The emission and excitation data of the synthesized complexes and the free ligands in degassed acetonitrile solution and in solid state are presented in Table 1. By exciting the ligands (1) and (2) in the solid state, with λ_exc 311 and 350 nm, respectively, a weak green emission at 550 nm with low photoluminescent quantum yield was observed only for (2), while (1) was practically non-emitting.

Upon the excitation of complexes (4)–(7), both in acetonitrile solution and in the solid state, practically no emission was observed. On the other hand, the complexes (8)–(11) in acetonitrile emitted similarly at about 637–648 nm with low quantum yields which were calculated at about 1 to 2% (Figure 4). This is expected for Ru(II) complexes with 4′-substituted terpyridines [46]. Similar results have been reported previously by Zhang et al. [48] where Ru(II) complexes with 4,4′ substituted 2,2′-bipyridine were applied as sensitive luminescence probes for detection of cysteine (Cys) and homocysteine (Hcy).
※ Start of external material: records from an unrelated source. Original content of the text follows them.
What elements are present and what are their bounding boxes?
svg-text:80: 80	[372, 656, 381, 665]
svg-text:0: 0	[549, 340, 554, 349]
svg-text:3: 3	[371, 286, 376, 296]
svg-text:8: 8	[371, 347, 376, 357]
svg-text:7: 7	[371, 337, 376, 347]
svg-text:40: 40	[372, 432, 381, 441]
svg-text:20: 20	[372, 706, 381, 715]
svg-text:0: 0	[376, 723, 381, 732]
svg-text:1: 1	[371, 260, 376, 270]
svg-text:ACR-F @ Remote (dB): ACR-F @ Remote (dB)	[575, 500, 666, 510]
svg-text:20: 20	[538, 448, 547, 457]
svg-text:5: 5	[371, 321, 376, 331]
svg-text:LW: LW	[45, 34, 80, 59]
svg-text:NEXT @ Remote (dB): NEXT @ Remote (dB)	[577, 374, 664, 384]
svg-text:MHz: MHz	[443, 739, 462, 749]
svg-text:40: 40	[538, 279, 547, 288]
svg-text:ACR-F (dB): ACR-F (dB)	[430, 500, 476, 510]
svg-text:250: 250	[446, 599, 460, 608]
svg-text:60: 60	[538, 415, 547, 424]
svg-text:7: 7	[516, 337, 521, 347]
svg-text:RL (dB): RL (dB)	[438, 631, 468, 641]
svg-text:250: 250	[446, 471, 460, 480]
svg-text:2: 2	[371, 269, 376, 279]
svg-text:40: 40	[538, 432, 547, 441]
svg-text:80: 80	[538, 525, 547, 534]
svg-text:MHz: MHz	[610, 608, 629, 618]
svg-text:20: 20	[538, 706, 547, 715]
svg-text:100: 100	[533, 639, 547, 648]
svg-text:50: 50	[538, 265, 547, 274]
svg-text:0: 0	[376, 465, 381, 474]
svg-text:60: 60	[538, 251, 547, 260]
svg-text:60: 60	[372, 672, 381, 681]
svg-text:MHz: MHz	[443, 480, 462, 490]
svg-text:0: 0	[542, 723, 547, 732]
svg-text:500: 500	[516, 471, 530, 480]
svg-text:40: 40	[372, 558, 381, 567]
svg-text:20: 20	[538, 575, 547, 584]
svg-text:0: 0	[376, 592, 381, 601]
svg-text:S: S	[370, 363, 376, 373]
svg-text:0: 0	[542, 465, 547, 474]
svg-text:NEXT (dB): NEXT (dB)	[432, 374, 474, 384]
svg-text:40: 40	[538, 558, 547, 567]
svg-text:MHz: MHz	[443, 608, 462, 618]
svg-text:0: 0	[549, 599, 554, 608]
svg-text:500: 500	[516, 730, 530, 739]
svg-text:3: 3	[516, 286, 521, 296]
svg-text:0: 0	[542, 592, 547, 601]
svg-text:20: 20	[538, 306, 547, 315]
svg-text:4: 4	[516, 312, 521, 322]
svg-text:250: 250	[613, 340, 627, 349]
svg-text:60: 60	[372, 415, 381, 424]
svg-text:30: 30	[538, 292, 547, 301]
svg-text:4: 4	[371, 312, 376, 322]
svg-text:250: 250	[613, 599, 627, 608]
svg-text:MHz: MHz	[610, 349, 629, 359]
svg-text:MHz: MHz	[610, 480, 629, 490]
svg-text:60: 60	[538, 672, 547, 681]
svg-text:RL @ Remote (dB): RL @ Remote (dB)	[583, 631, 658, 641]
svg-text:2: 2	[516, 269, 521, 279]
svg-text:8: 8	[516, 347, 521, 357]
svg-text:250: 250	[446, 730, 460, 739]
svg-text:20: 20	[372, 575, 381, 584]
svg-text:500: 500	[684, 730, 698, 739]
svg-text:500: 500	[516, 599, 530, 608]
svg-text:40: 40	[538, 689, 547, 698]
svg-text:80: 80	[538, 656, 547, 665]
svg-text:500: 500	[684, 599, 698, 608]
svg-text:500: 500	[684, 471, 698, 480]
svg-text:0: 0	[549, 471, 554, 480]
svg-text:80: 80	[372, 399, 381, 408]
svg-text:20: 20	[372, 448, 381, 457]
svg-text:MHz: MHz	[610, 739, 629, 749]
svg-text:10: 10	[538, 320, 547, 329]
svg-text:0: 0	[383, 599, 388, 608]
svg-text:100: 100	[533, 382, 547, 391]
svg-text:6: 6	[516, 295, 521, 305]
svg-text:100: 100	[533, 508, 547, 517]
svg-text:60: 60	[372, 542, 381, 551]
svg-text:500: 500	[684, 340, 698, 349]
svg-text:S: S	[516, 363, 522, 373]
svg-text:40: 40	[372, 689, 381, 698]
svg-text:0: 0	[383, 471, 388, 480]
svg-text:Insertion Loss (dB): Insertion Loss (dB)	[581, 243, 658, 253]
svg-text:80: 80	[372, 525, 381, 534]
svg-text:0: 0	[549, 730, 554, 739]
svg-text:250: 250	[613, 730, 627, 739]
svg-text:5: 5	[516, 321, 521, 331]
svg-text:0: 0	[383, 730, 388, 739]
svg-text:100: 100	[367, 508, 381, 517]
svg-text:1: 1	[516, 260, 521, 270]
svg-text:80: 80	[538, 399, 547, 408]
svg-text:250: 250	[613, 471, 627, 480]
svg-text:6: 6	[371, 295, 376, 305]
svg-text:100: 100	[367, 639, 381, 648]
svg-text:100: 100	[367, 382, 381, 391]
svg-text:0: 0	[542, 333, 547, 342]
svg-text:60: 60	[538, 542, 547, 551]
The reaction of the non-luminescent probe with Cys and Hcy was accompanied by a notable luminescence increase. In the solid state, the complexes had similar spectra, producing a green emission with low quantum yields in the range of 0.1 to 3% depending on the nature of the coordinated ligands. Complex (11) was the most emissive (Q~3.3%) while (9) marginally emitted. All spectra showed a vibronic structure with vibronic spacing about 1750 and 800 cm⁻¹ due to the high energy vibrations of the ligands. In general, emission was derived from the triplet excited states, mixed with ³MLCT and ³IL [49,50].

4. Conclusions

The synthesis of the novel UAA 3-(4-([2,2′:6′,2″-terpyridine]-4′-yl)phenyl)-2-aminopropanoic acid (phet) through the modification of 4′-(p-tolyl)-2,2′:6′,2″-terpyridine was achieved. Mononuclear heteroleptic ruthenium complexes of the general formulae [Ru(L¹)(L²)](PF₆)₂, as well as the homoleptic [Ru(phem)₂](PF₆)₂ and [Ru(phet)₂](PF₆)₂, were synthesized and characterized. These complexes can be potentially used as a building block in the formation of polynuclear ruthenium complexes linked through amide bonds of the phet amino and carboxyl group. The photophysical properties of the synthesized complexes show that the complexes (8)–(11) emit moderately, while the homoleptic (11) is the most emissive in the solid state and acetonitrile solution, with a photoluminescent quantum yield of 2–3%.